Newark, NJ—“Money for jobs and education- not for imperialist war and occupation!” This chant captured the spirit of May Day— the day we celebrate the solidarity of the international working class. Students in Newark and around the world are occupying capitalist education institutions complicit in the slaughter of workers in Palestine and worldwide. Students, teachers, and workers see the connection between these international attacks and their local conditions living under capitalism.
The Newark Solidarity Coalition, which includes students, teachers, community organizers, and members of the Progressive Labor Party (PLP), set up an encampment on the Rutgers Newark campus to protest the ongoing genocide of workers in Palestine. PLers distributed dozens of CHALLENGEs at both the Rutgers Newark and New Brunswick campuses and built connections with the organizers and participants. These encampments are part of an ever-growing movement across college campuses worldwide to demand an end to the slaughter of workers in Palestine.

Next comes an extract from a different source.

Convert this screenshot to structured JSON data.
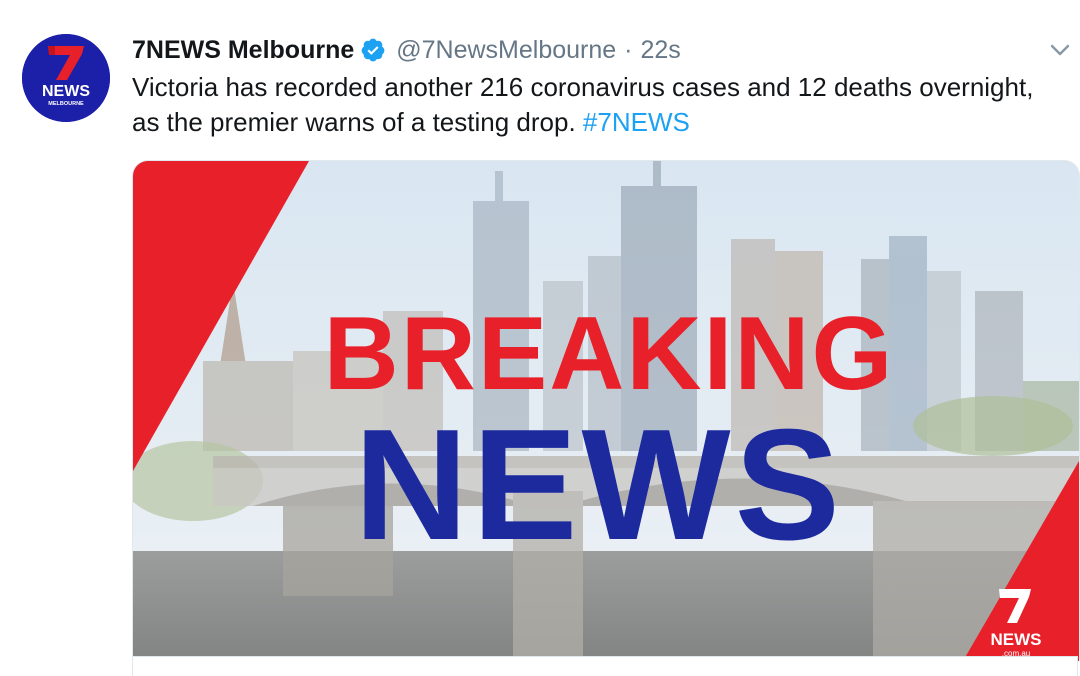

Billions of U.S. dollars have been given to Israel—a racist apartheid state —to displace, starve, and slaughter 38,000 Palestinians…. Some of the demands of the Rutgers Coalition include, but aren’t limited to Rutgers divesting (severing financial ties) from Tel-Aviv University, or any company or corporation profiting off of the genocide. These demands demonstrate growing consciousness among students and workers exposing the U.S. capitalist institutions that are all part of the imperialist war machine, fueling the attacks on workers abroad. It also exposed how reforms can be used to try and demobilize and keep workers from fighting back. This happened in the Rutgers New Brunswick campus where promises of dead-end reforms were accepted in exchange for ending solidarity encampments (NJ Spotlight News, 5/6).
In fact, there has been no shortage of reformist politicians, organizations, and misleaders present at these encampments and rallies. Organizations such as DSA and politicians such as Larry Hamm showed up to convince workers to try and solve the genocide in Palestine at the ballot box. Students and workers sent Hamm away, showing they are starting to realize it is the capitalist system that is the problem and not just specific leaders like Donald Trump or Joe Biden.
As the Newark encampment kicked off with a rally, members of the coalition led with chants of “Disclose, divest, we will not stop, we will not rest!”, “From Palestine to Mexico, all the borders have to go!”, “Money for jobs and education, not for war and occupation!”, and “Not another nickel, not another crime, no more money for Israel’s crimes!” Later that afternoon, workers involved with the Cosecha Movement joined in the rally. The courage of all these workers, students, and teachers - to the dismay of the U.S. and Israeli bosses - is contagious. The chants show that this is not only about Gaza, but about growing imperialist slaughter and reflects the effort to link Gaza’s struggle with the racist disinvestment of Newark and its majority Black working-class neighborhoods.
Speakers at the rally made sharp connections linking the struggle in Gaza to the struggles in Newark, pointing out that gentrification is contributing to the city’s ridiculously high rents and homelessness. One speaker pointed out that the Halo Tower currently being built in Newark is owned by Acier Holdings, a privately owned developing company whose President, Jake Glatzer, is a Zionist. Acier Holdings has a history of mismanaging funds and exploiting workers.
After 96 hours of encampment Rutgers President Jonathan Holloway, ordered the New Brunswick encampment be taken down, with the main demand of - divestment going unmet. However, students in Newark have been more militant in their demands, suggesting that Rutgers turn their 6,000 acres of land into affordable housing, a demand that is considered too radical for the liberal fascist Holloway and Rutgers Newark Chancellor Nancy Cantor, who sent an insincere display of support for the encampment. As the Newark encampment enters its third week, and after multiple meetings of negotiation between the Newark Solidarity Coalition and the Chancellor, the demands have still not been met. This is the administration’s strategy: tedious sit-downs and negotiations rather than admitting that these capitalist institutions are more concerned with serving their fascist donors than making any decision that benefits students and workers.
It is clear that in this Dark Night period, some light is shining through. The worldwide campus protests against the genocide in Palestine shows what workers and students are capable of when they recognize the power of organizing and collective rage. The bosses already recognize that power, which is why they’re sending their foot soldiers to break up these encampments while using suppression, surveillance, and violence to discredit our movements. It is not enough to call for divestments, it is not enough to call for a ceasefire, or reinvestments in the community. As long as capitalism and its institutions are upheld, workers will never be safe. The only answer to toppling capitalism is to build an international, antiracist, antisexist, communist movement. Only under communism where profits are abolished will we be able to win a world without genocide where the lives of the international working class are precious, and the needs of the people— not profits— will come first. Join us!